It’s not often that I’ll put up a post about an unsuccessful summit bid, but last Saturday was such an enjoyable and educational day in the mountains that I have to. It was an ambitious plan – drive from Denver, hike all the way in up East Maroon Creek to the base of Pyramid, climb it, and ski back, all in one continuous push. We were moving at 1:45am, covered the first few miles very quickly, and started running in to difficulties involving creek crossings and bushwhacking by 3.
When we hit occasional aspen stands, life was good. There was snow and plenty of room to maneuver. Unfortunately, this was rarely the case. We wasted lots of time on the West side of the creek (East aspect), mistakenly expecting it to hold snow better than the West aspect. We lost an hour and a half and lots of energy with this mistake. Lesson learned, there’s a mostly-open trail on the East side that would have made travel much faster. We caught our first glimpse of Pyramid just as it was starting to lighten up.
We pushed on, figuring that even though we were behind schedule, we’d have until late morning to get to the top. We occasionally traveled on the previously-mentioned hiking trail, but never really recognized it for what it was. Part of this was due to occasional obstacles, like this pile of avalanche debris.
The going got steep and icy – I wished I had ski crampons, and will be taking them on any future trip back in this basin. I could have gotten by booting if the snow was consolidated, but it was hollow and unsupportive. The warm night went to incredibly hot the moment the sun hit. It may have only been 35 or 40 degrees, but it felt like 90. There was no breeze and the snow became less supportive by the minute.
It was beautiful, but being in the middle of a 2,000′ tall debris field in a rapid warmup was cause for concern; all the debris we passed was rather old, however, so we pushed on. No longer confident we would make the summit, we just wanted to get a look at the choke at the bottom of the main climb.
A few minutes later I thought I heard snow moving somewhere in the valley, but didn’t see anything and YC didn’t hear it, so we slowly continued, now confident that we would not make it but still wanting to get a look at the choke, and enjoying the view before the slog out.
I suggested we could hit one of the small bumps on the ridge as a consolation prize, but this idea was quickly dashed as a small wet slide poured over the cliffs to our south. We decided to immediately rip skins and get out of there, which was good timing as we passed some fairly fresh debris (a day or two old max, potentially just an hour or two), and a wet slide came around the bend above us as we began descending.
I’ve said “that was the worst snow I’ve ever skied” a lot of times – but this time absolutely takes the cake. Unavoidable frozen chunks of debris ranging from baseball-sized to basketball-sized made for a horrible, jarring experience. Fortunately we were out of it without too much trouble, when YC spotted what looked like a road-cut on the other side of the valley. We went for it, and found a snow-covered trail that worked well for the trip back.

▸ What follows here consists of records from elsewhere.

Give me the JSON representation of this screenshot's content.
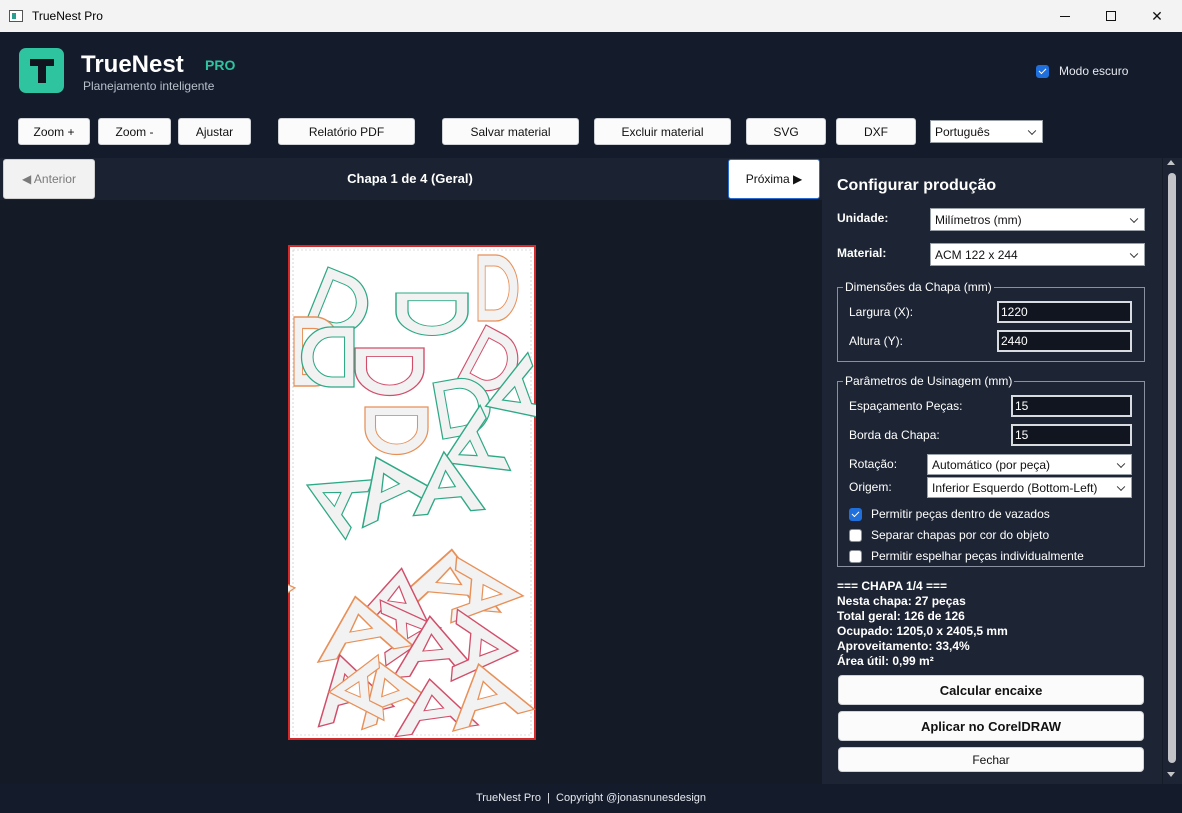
{
  "window": {
    "title": "TrueNest Pro"
  },
  "header": {
    "brand": "TrueNest",
    "brand_badge": "PRO",
    "tagline": "Planejamento inteligente",
    "dark_mode_label": "Modo escuro",
    "dark_mode_checked": true,
    "accent_color": "#2ec4a0"
  },
  "toolbar": {
    "zoom_in": "Zoom +",
    "zoom_out": "Zoom -",
    "fit": "Ajustar",
    "pdf_report": "Relatório PDF",
    "save_material": "Salvar material",
    "delete_material": "Excluir material",
    "svg": "SVG",
    "dxf": "DXF",
    "language": "Português"
  },
  "nav": {
    "prev": "◀ Anterior",
    "next": "Próxima ▶",
    "sheet_title": "Chapa 1 de 4 (Geral)"
  },
  "panel": {
    "title": "Configurar produção",
    "unit_label": "Unidade:",
    "unit_value": "Milímetros (mm)",
    "material_label": "Material:",
    "material_value": "ACM 122 x 244",
    "dims_group": "Dimensões da Chapa (mm)",
    "width_label": "Largura (X):",
    "width_value": "1220",
    "height_label": "Altura (Y):",
    "height_value": "2440",
    "machining_group": "Parâmetros de Usinagem (mm)",
    "spacing_label": "Espaçamento Peças:",
    "spacing_value": "15",
    "border_label": "Borda da Chapa:",
    "border_value": "15",
    "rotation_label": "Rotação:",
    "rotation_value": "Automático (por peça)",
    "origin_label": "Origem:",
    "origin_value": "Inferior Esquerdo (Bottom-Left)",
    "options": [
      {
        "label": "Permitir peças dentro de vazados",
        "checked": true
      },
      {
        "label": "Separar chapas por cor do objeto",
        "checked": false
      },
      {
        "label": "Permitir espelhar peças individualmente",
        "checked": false
      }
    ]
  },
  "stats": {
    "header": "=== CHAPA 1/4 ===",
    "pieces": "Nesta chapa: 27 peças",
    "total": "Total geral: 126 de 126",
    "occupied": "Ocupado: 1205,0 x 2405,5 mm",
    "usage": "Aproveitamento: 33,4%",
    "area": "Área útil: 0,99 m²"
  },
  "actions": {
    "calculate": "Calcular encaixe",
    "apply": "Aplicar no CorelDRAW",
    "close": "Fechar"
  },
  "footer": {
    "text": "TrueNest Pro  |  Copyright @jonasnunesdesign"
  },
  "sheet": {
    "border_color": "#d62a2a",
    "piece_colors": [
      "#2ea985",
      "#e89058",
      "#d14e6a"
    ]
  }
}
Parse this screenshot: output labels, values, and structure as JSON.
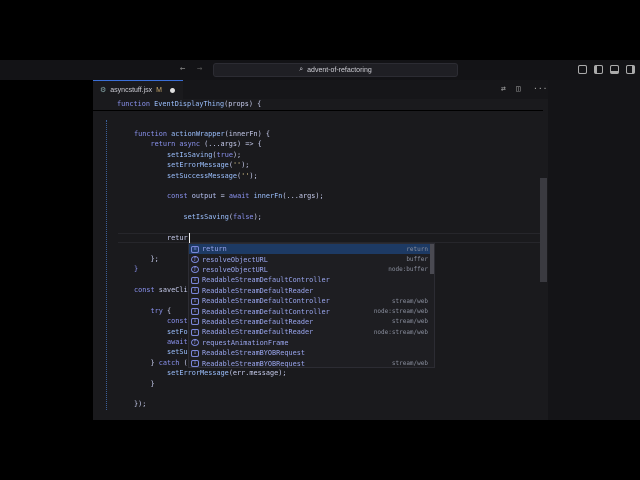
{
  "window": {
    "search_text": "advent-of-refactoring",
    "back_icon": "arrow-left-icon",
    "forward_icon": "arrow-right-icon"
  },
  "tab": {
    "filename": "asyncstuff.jsx",
    "status": "M"
  },
  "sticky": [
    [
      "function ",
      "kw"
    ],
    [
      "EventDisplayThing",
      "fn"
    ],
    [
      "(props) {",
      ""
    ]
  ],
  "lines": [
    [
      0,
      [
        [
          "function ",
          "kw"
        ],
        [
          "actionWrapper",
          "fn"
        ],
        [
          "(innerFn) {",
          ""
        ]
      ]
    ],
    [
      1,
      [
        [
          "return ",
          "kw"
        ],
        [
          "async ",
          "kw"
        ],
        [
          "(...args) => {",
          ""
        ]
      ]
    ],
    [
      2,
      [
        [
          "setIsSaving",
          "fn"
        ],
        [
          "(",
          ""
        ],
        [
          "true",
          "lit"
        ],
        [
          ");",
          ""
        ]
      ]
    ],
    [
      3,
      [
        [
          "setErrorMessage",
          "fn"
        ],
        [
          "(",
          ""
        ],
        [
          "''",
          "str"
        ],
        [
          ");",
          ""
        ]
      ]
    ],
    [
      4,
      [
        [
          "setSuccessMessage",
          "fn"
        ],
        [
          "(",
          ""
        ],
        [
          "''",
          "str"
        ],
        [
          ");",
          ""
        ]
      ]
    ],
    [
      6,
      [
        [
          "const ",
          "kw"
        ],
        [
          "output ",
          "pr"
        ],
        [
          "= ",
          ""
        ],
        [
          "await ",
          "kw"
        ],
        [
          "innerFn",
          "fn"
        ],
        [
          "(...args);",
          ""
        ]
      ]
    ],
    [
      8,
      [
        [
          "setIsSaving",
          "fn"
        ],
        [
          "(",
          ""
        ],
        [
          "false",
          "lit"
        ],
        [
          ");",
          ""
        ]
      ]
    ],
    [
      10,
      [
        [
          "retur",
          ""
        ]
      ]
    ],
    [
      12,
      [
        [
          "};",
          ""
        ]
      ]
    ],
    [
      13,
      [
        [
          "}",
          "kw"
        ]
      ]
    ],
    [
      15,
      [
        [
          "const ",
          "kw"
        ],
        [
          "saveCli",
          ""
        ]
      ]
    ],
    [
      17,
      [
        [
          "try ",
          "kw"
        ],
        [
          "{",
          ""
        ]
      ]
    ],
    [
      18,
      [
        [
          "const",
          "kw"
        ]
      ]
    ],
    [
      19,
      [
        [
          "setFo",
          "fn"
        ]
      ]
    ],
    [
      20,
      [
        [
          "await",
          "kw"
        ]
      ]
    ],
    [
      21,
      [
        [
          "setSu",
          "fn"
        ]
      ]
    ],
    [
      22,
      [
        [
          "} ",
          ""
        ],
        [
          "catch ",
          "kw"
        ],
        [
          "(",
          ""
        ]
      ]
    ],
    [
      23,
      [
        [
          "setErrorMessage",
          "fn"
        ],
        [
          "(err.message);",
          ""
        ]
      ]
    ],
    [
      24,
      [
        [
          "}",
          ""
        ]
      ]
    ],
    [
      26,
      [
        [
          "});",
          ""
        ]
      ]
    ]
  ],
  "indent": {
    "0": 0,
    "1": 1,
    "2": 2,
    "3": 2,
    "4": 2,
    "6": 2,
    "8": 3,
    "10": 2,
    "12": 1,
    "13": 0,
    "15": 0,
    "17": 1,
    "18": 2,
    "19": 2,
    "20": 2,
    "21": 2,
    "22": 1,
    "23": 2,
    "24": 1,
    "26": 0
  },
  "suggestions": [
    {
      "label": "return",
      "detail": "return",
      "icon": "keyword-icon"
    },
    {
      "label": "resolveObjectURL",
      "detail": "buffer",
      "icon": "function-icon"
    },
    {
      "label": "resolveObjectURL",
      "detail": "node:buffer",
      "icon": "function-icon"
    },
    {
      "label": "ReadableStreamDefaultController",
      "detail": "",
      "icon": "variable-icon"
    },
    {
      "label": "ReadableStreamDefaultReader",
      "detail": "",
      "icon": "variable-icon"
    },
    {
      "label": "ReadableStreamDefaultController",
      "detail": "stream/web",
      "icon": "variable-icon"
    },
    {
      "label": "ReadableStreamDefaultController",
      "detail": "node:stream/web",
      "icon": "variable-icon"
    },
    {
      "label": "ReadableStreamDefaultReader",
      "detail": "stream/web",
      "icon": "variable-icon"
    },
    {
      "label": "ReadableStreamDefaultReader",
      "detail": "node:stream/web",
      "icon": "variable-icon"
    },
    {
      "label": "requestAnimationFrame",
      "detail": "",
      "icon": "function-icon"
    },
    {
      "label": "ReadableStreamBYOBRequest",
      "detail": "",
      "icon": "variable-icon"
    },
    {
      "label": "ReadableStreamBYOBRequest",
      "detail": "stream/web",
      "icon": "variable-icon"
    }
  ]
}
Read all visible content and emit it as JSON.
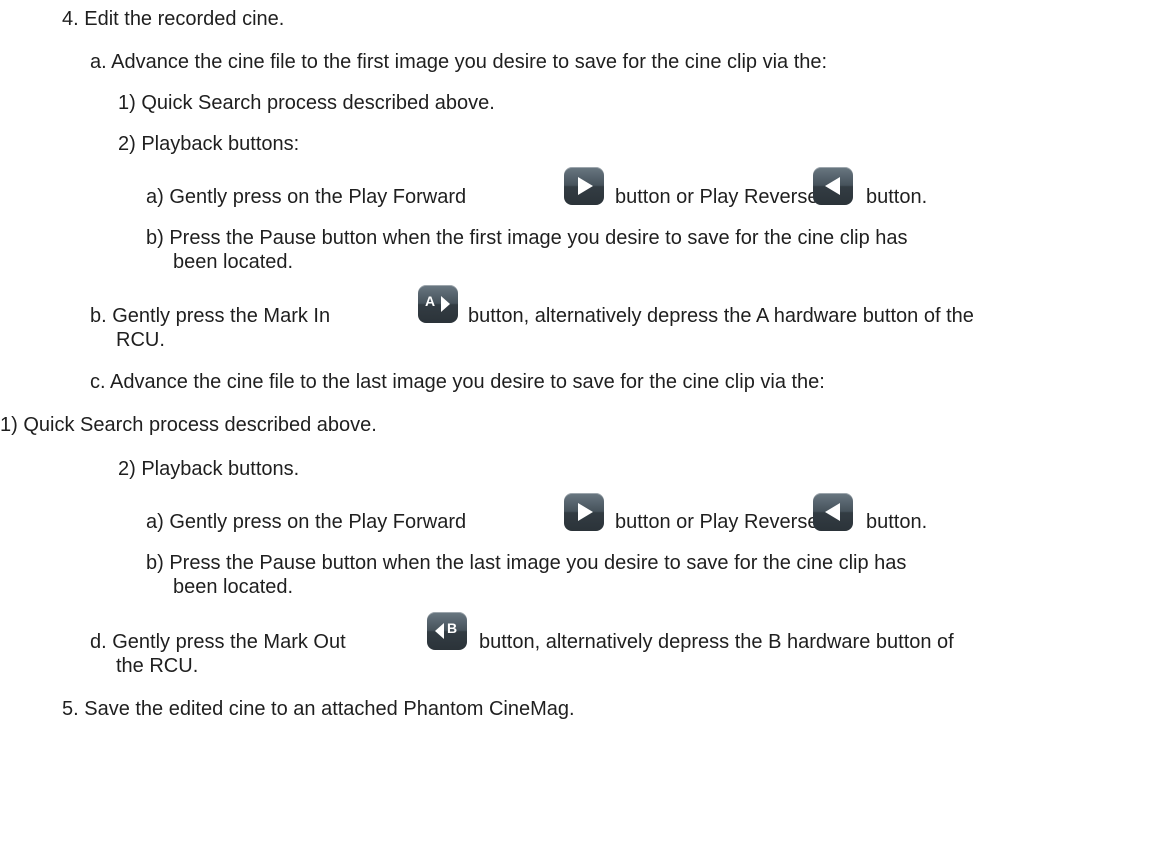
{
  "doc": {
    "s4": "4. Edit the recorded cine.",
    "s4a": "a. Advance the cine file to the first image you desire to save for the cine clip via the:",
    "s4a1": "1) Quick Search process described above.",
    "s4a2": "2) Playback buttons:",
    "s4a2a_pre": "a) Gently press on the Play Forward",
    "s4a2a_mid": "button or Play Reverse",
    "s4a2a_post": "button.",
    "s4a2b_l1": "b) Press the Pause button when the first image you desire to save for the cine clip has",
    "s4a2b_l2": "been located.",
    "s4b_pre": "b. Gently press the Mark In",
    "s4b_post": "button, alternatively depress the A hardware button of the",
    "s4b_l2": "RCU.",
    "s4c": "c. Advance the cine file to the last image you desire to save for the cine clip via the:",
    "s4c1": "1) Quick Search process described above.",
    "s4c2": "2) Playback buttons.",
    "s4c2a_pre": "a) Gently press on the Play Forward",
    "s4c2a_mid": "button or Play Reverse",
    "s4c2a_post": "button.",
    "s4c2b_l1": "b) Press the Pause button when the last image you desire to save for the cine clip has",
    "s4c2b_l2": "been located.",
    "s4d_pre": "d. Gently press the Mark Out",
    "s4d_post": "button, alternatively depress the B hardware button of",
    "s4d_l2": "the RCU.",
    "s5": "5. Save the edited cine to an attached Phantom CineMag."
  },
  "icons": {
    "mark_in_letter": "A",
    "mark_out_letter": "B",
    "names": [
      "play-forward-icon",
      "play-reverse-icon",
      "mark-in-icon",
      "mark-out-icon"
    ]
  }
}
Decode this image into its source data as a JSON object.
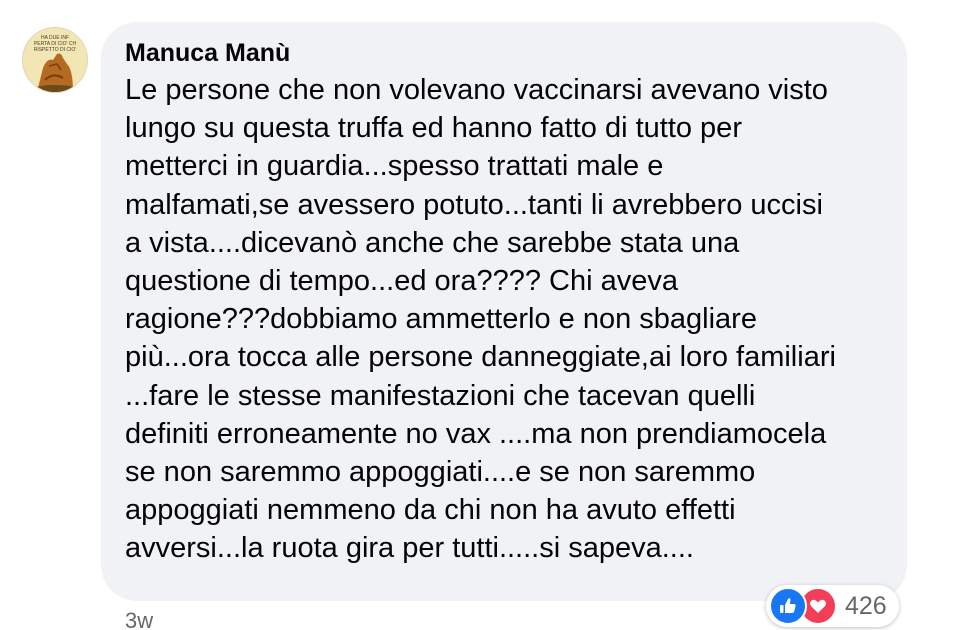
{
  "comment": {
    "author": "Manuca Manù",
    "avatar_caption": [
      "HA DUE INF",
      "PERTA DI CIO' CH",
      "RISPETTO DI CIO'"
    ],
    "lines": [
      "Le persone che non volevano vaccinarsi avevano visto",
      "lungo su questa truffa ed hanno fatto di tutto per",
      "metterci in guardia...spesso trattati male e",
      "malfamati,se avessero potuto...tanti li avrebbero uccisi",
      "a vista....dicevanò anche che sarebbe stata una",
      "questione di tempo...ed ora???? Chi aveva",
      "ragione???dobbiamo ammetterlo e non sbagliare",
      "più...ora tocca alle persone danneggiate,ai loro familiari",
      "...fare le stesse manifestazioni che tacevan quelli",
      "definiti erroneamente no vax ....ma non prendiamocela",
      "se non saremmo appoggiati....e se non saremmo",
      "appoggiati nemmeno da chi non ha avuto effetti",
      "avversi...la ruota gira per tutti.....si sapeva...."
    ],
    "timestamp": "3w",
    "reactions": {
      "icons": [
        "thumbs-up-icon",
        "heart-icon"
      ],
      "count": "426",
      "like_color": "#1877f2",
      "love_color": "#f33e58"
    }
  },
  "colors": {
    "bubble_bg": "#f0f2f5",
    "text": "#050505",
    "secondary_text": "#65676b"
  }
}
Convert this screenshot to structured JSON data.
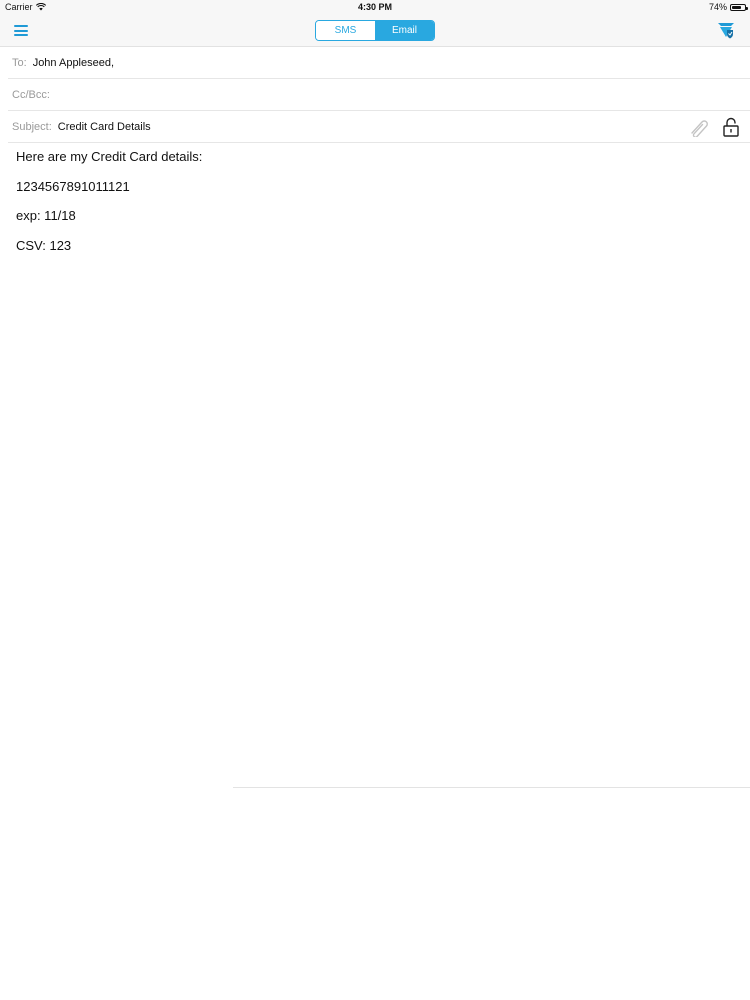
{
  "status_bar": {
    "carrier": "Carrier",
    "time": "4:30 PM",
    "battery": "74%",
    "battery_level": 0.74
  },
  "nav": {
    "menu_icon": "hamburger-menu-icon",
    "segments": [
      "SMS",
      "Email"
    ],
    "selected_segment": "Email",
    "brand_icon": "send-shield-icon",
    "accent_color": "#29a8e0"
  },
  "compose": {
    "to_label": "To:",
    "to_value": "John Appleseed,",
    "cc_label": "Cc/Bcc:",
    "cc_value": "",
    "subject_label": "Subject:",
    "subject_value": "Credit Card Details",
    "attachment_icon": "paperclip-icon",
    "lock_icon": "unlocked-padlock-icon"
  },
  "body_lines": [
    "Here are my Credit Card details:",
    "1234567891011121",
    "exp: 11/18",
    "CSV: 123"
  ]
}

Though easier than the ascent, there was nothing fast or easy about it. The snow was extremely sticky and the route out flat, which made for very slow travel. A couple hours later we were back (almost) to the road, just needing to cross the creek. After a few minutes of looking for a dry crossing, I rolled up my pants and waded through, water pouring over the top of my boots. Once on the other side I went barefoot for a while, resting my feet before throwing my liners on for the walk out.
I’ll be back, with the benefit of learning from the 18 miles and 4,000′ of climbing. Maybe it will be this year or maybe it won’t; whenever it is, I’ll be taking the education I received last Saturday with me.